Vorige week hoorden we in het Evangelie hoe de eerste leerlingen en de eerste menigten zich rondom Jezus verzamelden. Het ging om vrouwen en mannen die geraakt waren door woorden die ze daarvóór nooit gehoord hadden. Jezus onderwees niet zoals de vele andere meesters van die tijd (en ik kan u verzekeren dat er dat velen waren). Nee, ‘hij sprak met gezag’, zal de evangelist Matteüs straks aan het einde van de Bergrede constateren. Het gezag van iemand die naar de mensen toekwam om hen te dienen en niet om gediend te wórden. Iemand die klaarstond om van het Evangelie te houden. Méér zelfs dan van zijn eigen leven! En de mensen die naar hem kwamen luisteren voelden dat haast intuïtief aan. Dat deze woorden van Jezus wáár waren, dat ze concreet waren als het leven zelf, dat drong bij zijn toehoorders binnen. Het ging heel vaak om mensen die moe waren, ziek; mensen die al bedelend aan de kost moesten zien te komen. Soms waren ze gewelddadig, direct klaar staand met hun vuisten als ze zich benadeeld voelden. Heel vaak ook ging het om wanhopige mensen, desperado’s.
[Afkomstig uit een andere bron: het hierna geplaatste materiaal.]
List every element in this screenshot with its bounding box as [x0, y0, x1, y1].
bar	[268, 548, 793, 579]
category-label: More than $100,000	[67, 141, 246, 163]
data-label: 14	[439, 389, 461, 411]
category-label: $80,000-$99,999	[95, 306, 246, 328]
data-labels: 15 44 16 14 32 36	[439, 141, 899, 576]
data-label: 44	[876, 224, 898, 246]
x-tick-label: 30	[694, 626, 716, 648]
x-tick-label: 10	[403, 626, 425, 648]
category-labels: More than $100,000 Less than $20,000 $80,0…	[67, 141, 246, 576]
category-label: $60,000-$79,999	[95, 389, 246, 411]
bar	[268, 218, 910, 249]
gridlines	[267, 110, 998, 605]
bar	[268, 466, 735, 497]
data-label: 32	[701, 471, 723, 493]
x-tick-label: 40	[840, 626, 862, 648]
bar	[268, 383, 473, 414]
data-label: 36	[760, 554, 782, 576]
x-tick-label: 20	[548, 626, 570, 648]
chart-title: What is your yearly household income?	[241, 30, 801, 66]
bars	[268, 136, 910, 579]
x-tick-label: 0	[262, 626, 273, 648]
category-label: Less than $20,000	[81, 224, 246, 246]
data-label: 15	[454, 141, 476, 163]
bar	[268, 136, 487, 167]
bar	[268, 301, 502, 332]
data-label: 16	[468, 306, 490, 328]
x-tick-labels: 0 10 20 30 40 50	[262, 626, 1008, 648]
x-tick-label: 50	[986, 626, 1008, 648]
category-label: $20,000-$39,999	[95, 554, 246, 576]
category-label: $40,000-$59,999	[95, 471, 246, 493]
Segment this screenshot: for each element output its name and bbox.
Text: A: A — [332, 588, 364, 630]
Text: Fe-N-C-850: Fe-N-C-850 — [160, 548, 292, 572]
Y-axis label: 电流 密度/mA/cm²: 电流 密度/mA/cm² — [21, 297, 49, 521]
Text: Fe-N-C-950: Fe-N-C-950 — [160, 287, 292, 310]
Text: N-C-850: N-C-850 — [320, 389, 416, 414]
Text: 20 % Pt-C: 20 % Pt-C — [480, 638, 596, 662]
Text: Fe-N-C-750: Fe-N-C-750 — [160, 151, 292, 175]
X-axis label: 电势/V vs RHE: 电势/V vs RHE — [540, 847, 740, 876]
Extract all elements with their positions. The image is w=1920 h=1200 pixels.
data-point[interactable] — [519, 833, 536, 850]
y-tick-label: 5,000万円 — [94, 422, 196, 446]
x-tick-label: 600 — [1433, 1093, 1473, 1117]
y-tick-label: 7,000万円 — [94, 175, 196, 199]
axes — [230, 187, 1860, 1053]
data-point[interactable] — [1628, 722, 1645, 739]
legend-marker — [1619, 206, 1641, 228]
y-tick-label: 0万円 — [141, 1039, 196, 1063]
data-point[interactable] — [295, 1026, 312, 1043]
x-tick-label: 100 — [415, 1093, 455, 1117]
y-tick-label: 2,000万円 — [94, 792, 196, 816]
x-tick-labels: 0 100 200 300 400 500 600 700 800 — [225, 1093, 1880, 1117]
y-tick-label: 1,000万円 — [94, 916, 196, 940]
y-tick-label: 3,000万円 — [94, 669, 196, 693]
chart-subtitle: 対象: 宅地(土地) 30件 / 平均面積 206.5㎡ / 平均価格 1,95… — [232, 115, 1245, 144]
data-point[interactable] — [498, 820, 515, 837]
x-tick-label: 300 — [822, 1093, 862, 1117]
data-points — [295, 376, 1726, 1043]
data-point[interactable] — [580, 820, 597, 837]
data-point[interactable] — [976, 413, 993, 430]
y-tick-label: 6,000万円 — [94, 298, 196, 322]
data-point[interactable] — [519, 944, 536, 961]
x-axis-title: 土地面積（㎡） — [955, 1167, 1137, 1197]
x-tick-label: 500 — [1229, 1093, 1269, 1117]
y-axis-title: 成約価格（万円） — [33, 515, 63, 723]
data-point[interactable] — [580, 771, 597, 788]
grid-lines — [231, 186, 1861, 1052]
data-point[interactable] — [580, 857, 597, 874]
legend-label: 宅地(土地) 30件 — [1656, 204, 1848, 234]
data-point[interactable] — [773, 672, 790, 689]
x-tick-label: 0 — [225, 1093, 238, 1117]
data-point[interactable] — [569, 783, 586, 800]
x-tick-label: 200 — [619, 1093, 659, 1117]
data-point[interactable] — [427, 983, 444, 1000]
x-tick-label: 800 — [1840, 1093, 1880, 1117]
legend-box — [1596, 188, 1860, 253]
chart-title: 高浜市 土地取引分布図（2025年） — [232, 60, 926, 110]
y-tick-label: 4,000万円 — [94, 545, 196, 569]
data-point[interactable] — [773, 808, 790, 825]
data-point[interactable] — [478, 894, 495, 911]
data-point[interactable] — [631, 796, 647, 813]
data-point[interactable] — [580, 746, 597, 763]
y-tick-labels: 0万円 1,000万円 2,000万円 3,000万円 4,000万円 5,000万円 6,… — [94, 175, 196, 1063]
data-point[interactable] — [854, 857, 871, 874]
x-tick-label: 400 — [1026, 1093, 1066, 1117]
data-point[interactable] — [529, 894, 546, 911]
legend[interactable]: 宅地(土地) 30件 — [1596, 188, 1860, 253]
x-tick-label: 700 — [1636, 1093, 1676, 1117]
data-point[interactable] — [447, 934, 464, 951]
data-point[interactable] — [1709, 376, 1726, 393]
Jezus zag hen nu al dágen achter zich aan komen. Je kunt je zomaar voorstellen hoe hij hen aankeek: vrouwen en mannen die hem volgen waar hij ook maar gaat. Vaak valt het voor hen helemaal niet mee om hem achterna te gaan: moeten ze behoorlijke offers brengen, alles achter zich laten. Je zult maar ziek zijn, of oud en gebrekkig, of zwaar depressief. Stel je de ontberingen voor die ze moeten lijden, al die mensen. Maar Jezus spreekt elk van hen persoonlijk aan, stelt hen vragen, luistert belangstellend naar hun levensverhaal, naar hun klachten, hun wanhoop soms. Een aantal van hen kent hij zelfs inmiddels bij naam (hoe belangrijk is dat niet, dat je bij je naam genoemd wordt!). Maar al zou Jezus hun levensverhalen niet allemaal kennen, hij kent wél hun vragen en hun noden. En Jezus heeft medelijden met hen. Uit dat sterke gevoel van medelijden (of als u een hekel hebt aan dat woord, mag u ook lezen: medeleven) komt het tafereel voort dat we vandaag in het Evangelie beschreven krijgen. Jezus ziet een menigte mensen voor zich, uitgeputte mensen, zonder hoop en hij gaat de berg op. Net zoals hij vandaag wéér heeft gedaan voor ons in deze kerk toen daarstraks, zoals eigenlijk elke zondag opnieuw, het Evangelie werd voorgelezen. Jezus begint te spreken over geluk (zalig = gelukkig). Wie is gelukkig? Wie is er nou echt zalig? De profeet uit Nazaret wil ons daarover zijn ideeën geven: ‘Zalig is de mens die hoopt op de Heer; zalig is de mens die zorg heeft voor de zwakke, zalig is de mens die vertrouwt op de Heer’. Die mens mag werkelijk zalig heten.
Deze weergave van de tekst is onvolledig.